RAV 2021/10
Werkgeversaansprakelijkheid. Waar ligt de ondergrens voor toepassing van de arbeidsrechtelijke omkeringsregel en hoe verhoudt die zich tot het leerstuk van proportionele aansprakelijkheid, mede in het licht van art. 6:99 BW?
HR 11-12-2020, ECLI:NL:HR:2020:1996
- Instantie
Hoge Raad
- Datum
11 december 2020
- Magistraten
Mrs. M.V. Polak, T.H. Tanja-van den Broek, H.M. Wattendorff, F.J.P. Lock, A.E.B. ter Heide
- Zaaknummer
19/02702
- Conclusie
A-G mr. W.L. Valk
- Folio weergave
- Deze functie is alleen te gebruiken als je bent ingelogd.
- JCDI
JCDI:ADS256007:1
- Vakgebied(en)
Arbeidsrecht / Arbeidsomstandigheden en beroepsschade
Burgerlijk procesrecht / Bewijs
Verbintenissenrecht / Aansprakelijkheid
Verbintenissenrecht / Schadevergoeding
- Brondocumenten
ECLI:NL:HR:2020:1996, Uitspraak, Hoge Raad, 11‑12‑2020
ECLI:NL:PHR:2020:714, Conclusie, Hoge Raad (Parket), 17‑07‑2020
- Wetingang
Essentie
Werkgeversaansprakelijkheid. Gevaarlijke stoffen. Causaal verband. Arbeidsrechtelijke omkeringsregel. Proportionele aansprakelijkheid. Deskundigenbericht. Alternatieve causaliteit.

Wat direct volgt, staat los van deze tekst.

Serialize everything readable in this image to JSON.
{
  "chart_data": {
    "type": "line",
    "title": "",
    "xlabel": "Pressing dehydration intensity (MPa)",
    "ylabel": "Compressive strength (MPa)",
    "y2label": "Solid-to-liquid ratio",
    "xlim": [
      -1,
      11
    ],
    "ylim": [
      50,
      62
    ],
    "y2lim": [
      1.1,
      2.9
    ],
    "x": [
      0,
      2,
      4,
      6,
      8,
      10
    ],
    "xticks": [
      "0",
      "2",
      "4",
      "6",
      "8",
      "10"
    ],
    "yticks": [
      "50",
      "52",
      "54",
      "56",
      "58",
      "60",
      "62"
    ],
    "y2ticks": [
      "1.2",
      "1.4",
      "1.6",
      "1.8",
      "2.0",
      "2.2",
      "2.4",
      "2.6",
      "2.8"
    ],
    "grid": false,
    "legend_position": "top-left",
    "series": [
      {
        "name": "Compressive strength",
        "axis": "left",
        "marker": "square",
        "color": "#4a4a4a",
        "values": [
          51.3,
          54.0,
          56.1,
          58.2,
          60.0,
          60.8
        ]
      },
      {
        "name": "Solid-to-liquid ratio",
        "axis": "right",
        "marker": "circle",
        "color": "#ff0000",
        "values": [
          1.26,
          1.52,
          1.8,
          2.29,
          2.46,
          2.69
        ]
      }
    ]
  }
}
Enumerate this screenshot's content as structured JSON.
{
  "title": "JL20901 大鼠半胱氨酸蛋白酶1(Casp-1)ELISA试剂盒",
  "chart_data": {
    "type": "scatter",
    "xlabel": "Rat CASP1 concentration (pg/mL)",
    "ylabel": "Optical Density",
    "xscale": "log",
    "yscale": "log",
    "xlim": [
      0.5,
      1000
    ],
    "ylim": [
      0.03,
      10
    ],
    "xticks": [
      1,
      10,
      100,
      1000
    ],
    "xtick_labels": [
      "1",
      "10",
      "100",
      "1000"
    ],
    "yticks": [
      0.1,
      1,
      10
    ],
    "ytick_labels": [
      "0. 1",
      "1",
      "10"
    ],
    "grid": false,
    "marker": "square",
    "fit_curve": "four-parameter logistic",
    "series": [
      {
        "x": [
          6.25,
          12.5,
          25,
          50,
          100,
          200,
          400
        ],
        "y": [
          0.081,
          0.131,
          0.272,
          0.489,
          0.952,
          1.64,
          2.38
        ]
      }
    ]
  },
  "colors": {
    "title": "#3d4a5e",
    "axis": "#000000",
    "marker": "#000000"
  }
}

Waar ligt de ondergrens voor toepassing van de arbeidsrechtelijke omkeringsregel en hoe verhoudt die zich tot het leerstuk van proportionele aansprakelijkheid, mede in het licht van art. 6:99 BW?
Samenvatting
R. is in 1976 in dienst getreden bij L. als (onderhouds)schilder. Voordien heeft hij gewerkt als vrachtwagenchauffeur en (vanaf 1968) als schilder bij twee andere bedrijven. Vanaf 25 april 2000 is R. ongeschikt geacht voor zijn werk bij L.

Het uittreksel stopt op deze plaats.